Peer-Reviewed Research Confirms What Engineers Have Been Quietly Worrying About: AI Coding Tools Backfire in Messy Codebases

I've been waiting for someone to actually study this properly, and now they have.

CodeScene has published peer-reviewed research that quantifies something many engineers have suspected but struggled to articulate: AI coding assistants don't perform uniformly. They perform dramatically worse in the kind of codebases where you most want help.

The study analyzed AI-generated refactorings across 5,000 real programs using six different large language models. The researchers measured whether AI-generated changes preserved behavior while keeping tests passing. The headline finding: in code with lower health scores, defect risk increased by at least 30% compared to healthier codebases.

Here's what makes this finding significant: the 30% increase was observed in code that was still relatively maintainable - systems scoring 7.0 or above on CodeScene's health metric. The study explicitly notes that truly low-quality legacy modules (scores of 4, 3, or 1) weren't even included in the analysis. The researchers suggest, based on prior research, that breakage rates in deeply unhealthy legacy systems are likely non-linear and could increase steeply.

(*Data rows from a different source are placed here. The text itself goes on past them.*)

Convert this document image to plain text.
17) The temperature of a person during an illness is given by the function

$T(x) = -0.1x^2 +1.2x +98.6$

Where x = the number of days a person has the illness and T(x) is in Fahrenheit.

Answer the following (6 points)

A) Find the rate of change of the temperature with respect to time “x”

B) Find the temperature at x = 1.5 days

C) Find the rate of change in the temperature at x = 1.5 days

Translation for anyone who doesn't live in codebases: the code where you most desperately want AI help - the scary, undocumented, spaghetti legacy system that nobody wants to touch - is precisely where AI is most likely to make things worse.

As a former engineer who has spent quality time with some genuinely horrifying fintech codebases, this result is completely unsurprising and also somewhat devastating. The promise of AI coding tools has always been "let AI handle the grunt work so humans can focus on interesting problems." If the grunt work in your messy codebase is exactly where AI fails most spectacularly, that promise collapses.

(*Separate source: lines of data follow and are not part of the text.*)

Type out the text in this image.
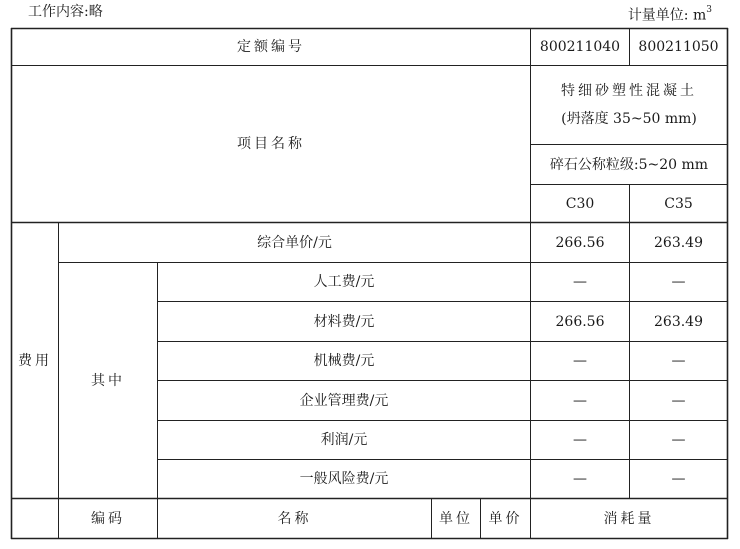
工作内容:略	计量单位: $m^3$
定额编号	800211040	800211050
项目名称
特细砂塑性混凝土
(坍落度 35~50 mm)
碎石公称粒级:5~20 mm
C30	C35
费用
综合单价/元	266.56	263.49
其中
人工费/元	—	—
材料费/元	266.56	263.49
机械费/元	—	—
企业管理费/元	—	—
利润/元	—	—
一般风险费/元	—	—
编码	名称	单位	单价	消耗量
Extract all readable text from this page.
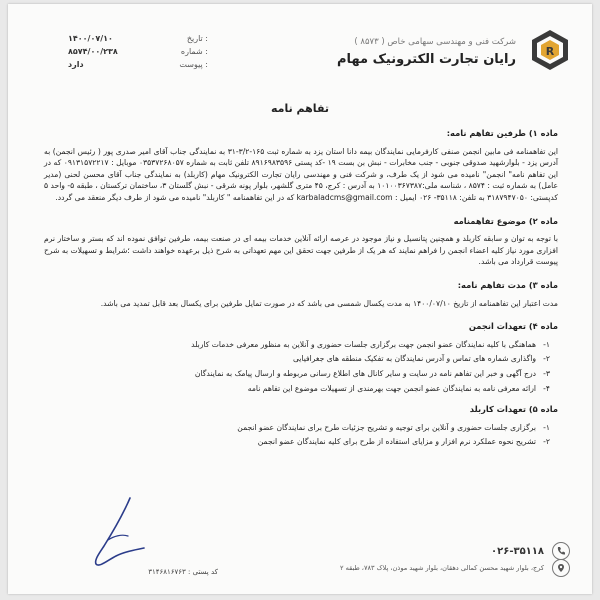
R
شرکت فنی و مهندسی سهامی خاص ( ۸۵۷۳ )
رایان تجارت الکترونیک مهام
تاریخ :
۱۴۰۰/۰۷/۱۰
شماره :
۸۵۷۴/۰۰/۲۳۸
پیوست :
دارد
تفاهم نامه
ماده ۱) طرفین تفاهم نامه:
این تفاهمنامه فی مابین انجمن صنفی کارفرمایی نمایندگان بیمه دانا استان یزد به شماره ثبت ۱۶۵-۳/۲-۳۱ به نمایندگی جناب آقای امیر صدری پور ( رئیس انجمن) به آدرس یزد - بلوارشهید صدوقی جنوبی - جنب مخابرات - نبش بن بست ۱۹ -کد پستی ۸۹۱۶۹۸۳۵۹۶ تلفن ثابت به شماره ۰۳۵۳۷۲۶۸۰۵۷ موبایل : ۰۹۱۳۱۵۷۲۲۱۷ که در این تفاهم نامه" انجمن" نامیده می شود از یک طرف، و شرکت فنی و مهندسی رایان تجارت الکترونیک مهام (کاربلد) به نمایندگی جناب آقای محسن لحنی (مدیر عامل) به شماره ثبت : ۸۵۷۴ ، شناسه ملی:۱۰۱۰۰۳۶۷۳۸۷ به آدرس : کرج، ۴۵ متری گلشهر، بلوار پونه شرقی - نبش گلستان ۳، ساختمان ترکستان ، طبقه ۵- واحد ۵ کدپستی: ۳۱۸۷۹۴۷۰۵۰ به تلفن: ۳۵۱۱۸- ۰۲۶ ایمیل : karbaladcms@gmail.com که در این تفاهمنامه " کاربلد" نامیده می شود از طرف دیگر منعقد می گردد.
ماده ۲) موضوع تفاهمنامه
با توجه به توان و سابقه کاربلد و همچنین پتانسیل و نیاز موجود در عرصه ارائه آنلاین خدمات بیمه ای در صنعت بیمه، طرفین توافق نموده اند که بستر و ساختار نرم افزاری مورد نیاز کلیه اعضاء انجمن را فراهم نمایند که هر یک از طرفین جهت تحقق این مهم تعهداتی به شرح ذیل برعهده خواهند داشت ؛شرایط و تسهیلات به شرح پیوست قرارداد می باشد.
ماده ۳) مدت تفاهم نامه:
مدت اعتبار این تفاهمنامه از تاریخ ۱۴۰۰/۰۷/۱۰ به مدت یکسال شمسی می باشد که در صورت تمایل طرفین برای یکسال بعد قابل تمدید می باشد.
ماده ۴) تعهدات انجمن
۱-
هماهنگی با کلیه نمایندگان عضو انجمن جهت برگزاری جلسات حضوری و آنلاین به منظور معرفی خدمات کاربلد
۲-
واگذاری شماره های تماس و آدرس نمایندگان به تفکیک منطقه های جغرافیایی
۳-
درج آگهی و خبر این تفاهم نامه در سایت و سایر کانال های اطلاع رسانی مربوطه و ارسال پیامک به نمایندگان
۴-
ارائه معرفی نامه به نمایندگان عضو انجمن جهت بهرمندی از تسهیلات موضوع این تفاهم نامه
ماده ۵) تعهدات کاربلد
۱-
برگزاری جلسات حضوری و آنلاین برای توجیه و تشریح جزئیات طرح برای نمایندگان عضو انجمن
۲-
تشریح نحوه عملکرد نرم افزار و مزایای استفاده از طرح برای کلیه نمایندگان عضو انجمن
کد پستی : ۳۱۴۶۸۱۶۷۶۳
۰۲۶-۳۵۱۱۸
کرج، بلوار شهید محسن کمالی دهقان، بلوار شهید موذن، پلاک ۷۸۳، طبقه ۲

The research frames this with an elegant insight about what it means to write code in the AI era. The traditional maxim says code should be written for humans to read. But as the paper argues, if AI is increasingly modifying code, it may also need to be structured in ways machines can reliably interpret.

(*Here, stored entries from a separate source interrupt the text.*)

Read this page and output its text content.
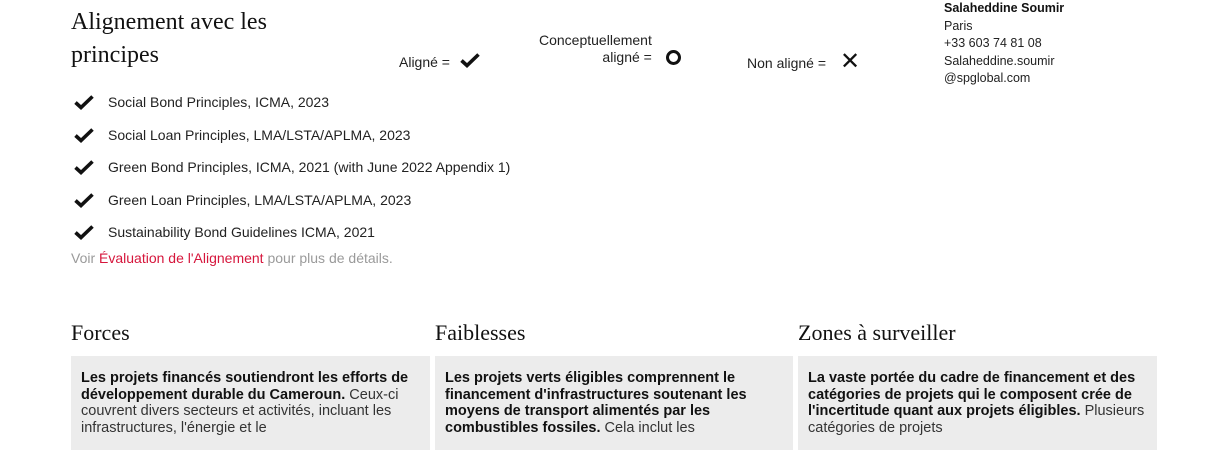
Alignement avec les principes	Aligné =
Conceptuellement
aligné =	Non aligné = ✕
Salaheddine Soumir
Paris
+33 603 74 81 08
Salaheddine.soumir
@spglobal.com
Social Bond Principles, ICMA, 2023
Social Loan Principles, LMA/LSTA/APLMA, 2023
Green Bond Principles, ICMA, 2021 (with June 2022 Appendix 1)
Green Loan Principles, LMA/LSTA/APLMA, 2023
Sustainability Bond Guidelines ICMA, 2021
Voir Évaluation de l'Alignement pour plus de détails.
Forces	Faiblesses	Zones à surveiller
Les projets financés soutiendront les efforts de développement durable du Cameroun. Ceux-ci couvrent divers secteurs et activités, incluant les infrastructures, l'énergie et le
Les projets verts éligibles comprennent le financement d'infrastructures soutenant les moyens de transport alimentés par les combustibles fossiles. Cela inclut les
La vaste portée du cadre de financement et des catégories de projets qui le composent crée de l'incertitude quant aux projets éligibles. Plusieurs catégories de projets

The practical implications are real:

Healthy code makes AI more predictable. When the codebase has clear structure, consistent naming, small functions with single responsibilities, and good test coverage, AI assistants can navigate it reliably. The same patterns that make code readable for humans make it interpretable for AI.

Unhealthy code causes defect rates to spike. Deep coupling, long functions, inconsistent abstractions - these are exactly the patterns that cause LLMs to lose context, make incorrect assumptions, and introduce subtle bugs.

This has a counterintuitive implication for how organizations should be thinking about AI adoption. The teams that will benefit most from AI coding tools are the ones who already have good engineering practices. The teams that most need productivity help - the ones drowning in legacy technical debt - will get the least benefit and potentially the most harm.

The paper's conclusion is worth sitting with: "Code Health is a key factor in whether AI coding assistants accelerate development or amplify defect risk." That's a careful, measured conclusion from peer-reviewed research. Vendors selling AI coding tools have every incentive to hide this finding. Developers and engineering managers have every reason to understand it.